The contrast between Moore’s Law for microchips and the plodding progress of clean technology is bittersweet for me. Growing up, I would wait impatiently for my father to bring home a new computer, powered by a faster, next-generation processor—his office was across from Gordon Moore’s at Intel. When he founded a solar panel start-up, he brought the limitless optimism of Moore’s Law with him, but like myriad other cleantech start-ups, his company struggled to stay afloat given the surging tide of cheap, mediocre silicon solar panels from China.[2] My own doctoral research focused on exciting alternatives to silicon solar panels, but those alternatives face a daunting barrier to entry from large silicon firms. So while I celebrate the startling prescience with which Gordon Moore, in 1965, predicted the density of transistors fifty years hence and every year in between, I reject the notion that clean technologies like solar panels and batteries follow a Moore-esque decline in cost.

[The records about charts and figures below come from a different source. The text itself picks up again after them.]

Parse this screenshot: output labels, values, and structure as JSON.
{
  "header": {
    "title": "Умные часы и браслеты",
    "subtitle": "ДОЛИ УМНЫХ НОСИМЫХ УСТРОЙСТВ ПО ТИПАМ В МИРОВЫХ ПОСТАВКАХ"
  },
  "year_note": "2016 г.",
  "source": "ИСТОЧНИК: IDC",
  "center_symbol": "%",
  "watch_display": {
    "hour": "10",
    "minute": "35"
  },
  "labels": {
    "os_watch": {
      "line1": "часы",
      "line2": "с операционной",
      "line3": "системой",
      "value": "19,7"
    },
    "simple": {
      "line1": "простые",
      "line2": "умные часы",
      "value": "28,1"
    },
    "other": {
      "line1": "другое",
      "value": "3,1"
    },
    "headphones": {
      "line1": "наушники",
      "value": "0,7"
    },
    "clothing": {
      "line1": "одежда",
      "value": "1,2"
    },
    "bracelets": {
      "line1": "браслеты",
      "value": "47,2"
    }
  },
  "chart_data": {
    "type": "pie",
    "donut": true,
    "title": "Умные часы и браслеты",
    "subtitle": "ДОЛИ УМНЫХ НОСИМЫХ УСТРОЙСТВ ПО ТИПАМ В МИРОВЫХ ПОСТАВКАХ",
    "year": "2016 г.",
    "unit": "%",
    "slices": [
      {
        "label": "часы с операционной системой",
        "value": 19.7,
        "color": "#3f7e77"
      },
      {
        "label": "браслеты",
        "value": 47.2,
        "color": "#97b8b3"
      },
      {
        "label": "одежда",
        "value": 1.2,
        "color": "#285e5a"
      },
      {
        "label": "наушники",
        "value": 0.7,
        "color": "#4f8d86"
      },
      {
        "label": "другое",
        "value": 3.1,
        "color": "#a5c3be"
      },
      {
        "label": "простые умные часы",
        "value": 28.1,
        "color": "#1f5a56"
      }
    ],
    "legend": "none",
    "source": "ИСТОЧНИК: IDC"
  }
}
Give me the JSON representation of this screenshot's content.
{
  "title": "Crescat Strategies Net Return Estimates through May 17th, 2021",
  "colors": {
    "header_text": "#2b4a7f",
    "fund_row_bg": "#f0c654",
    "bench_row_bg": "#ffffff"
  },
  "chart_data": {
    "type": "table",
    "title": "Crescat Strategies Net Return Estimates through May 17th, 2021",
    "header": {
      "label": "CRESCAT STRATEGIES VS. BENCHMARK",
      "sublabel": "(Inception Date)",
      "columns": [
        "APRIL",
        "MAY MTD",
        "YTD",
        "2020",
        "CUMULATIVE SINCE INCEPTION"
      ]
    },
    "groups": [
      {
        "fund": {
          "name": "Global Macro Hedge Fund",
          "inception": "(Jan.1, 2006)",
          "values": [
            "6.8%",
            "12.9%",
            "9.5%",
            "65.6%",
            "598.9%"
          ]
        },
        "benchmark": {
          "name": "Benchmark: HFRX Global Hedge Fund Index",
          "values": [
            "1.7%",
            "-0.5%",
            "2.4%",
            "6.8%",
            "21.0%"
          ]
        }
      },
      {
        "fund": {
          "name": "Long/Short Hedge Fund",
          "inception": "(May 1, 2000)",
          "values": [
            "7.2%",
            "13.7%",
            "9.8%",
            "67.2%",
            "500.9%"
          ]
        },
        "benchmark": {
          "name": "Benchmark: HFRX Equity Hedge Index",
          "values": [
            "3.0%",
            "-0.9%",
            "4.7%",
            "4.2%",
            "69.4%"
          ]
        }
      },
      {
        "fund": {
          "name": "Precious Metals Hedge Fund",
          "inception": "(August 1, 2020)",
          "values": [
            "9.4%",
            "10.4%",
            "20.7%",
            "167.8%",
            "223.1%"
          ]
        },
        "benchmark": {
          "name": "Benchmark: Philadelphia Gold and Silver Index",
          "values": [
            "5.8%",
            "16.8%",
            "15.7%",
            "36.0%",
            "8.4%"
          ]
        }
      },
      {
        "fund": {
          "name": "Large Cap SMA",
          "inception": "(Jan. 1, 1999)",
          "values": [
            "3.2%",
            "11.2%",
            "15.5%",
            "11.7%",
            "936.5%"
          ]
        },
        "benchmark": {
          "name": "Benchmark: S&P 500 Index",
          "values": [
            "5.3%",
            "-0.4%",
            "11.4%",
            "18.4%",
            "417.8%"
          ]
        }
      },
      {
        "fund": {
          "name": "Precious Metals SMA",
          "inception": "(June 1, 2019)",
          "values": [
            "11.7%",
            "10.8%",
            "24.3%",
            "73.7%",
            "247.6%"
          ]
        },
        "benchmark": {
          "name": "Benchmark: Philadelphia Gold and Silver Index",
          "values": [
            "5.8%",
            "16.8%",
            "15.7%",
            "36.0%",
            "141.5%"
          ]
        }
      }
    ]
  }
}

Unfortunately, a chorus of voices in the mainstream media have echoed the claim that Moore’s Law is guiding the regular decline in clean technology costs as production increases, enabling a massive energy transition from fossil fuels. In an excellent 2011 piece, Michael Kanellos at Forbes gently corrected this claim, but he was still too charitable in conceding that clean energy advocates were “wrong in the particulars, but right in their outlook.”
Rather, that outlook is far too complacent, satisfied with pedestrian cost declines and stagnating performance in lieu of disruptive technology advances, more in line with Moore’s Law. To date, there have been three crucial differences between Moore’s law for microchips and the historical cost declines of solar panels and batteries:
1. Moore’s Law is a consequence of fundamental physics. Clean technology cost declines are not.
2. Moore’s Law is a prediction about innovation as a function of time. Clean technology cost declines are a function of experience, or production.
3. Why this all matters – Moore’s Law provided a basis to expect dramatic performance improvements that shrank mainframes to mobile phones. Clean technology cost declines do not imply a similar revolution in energy.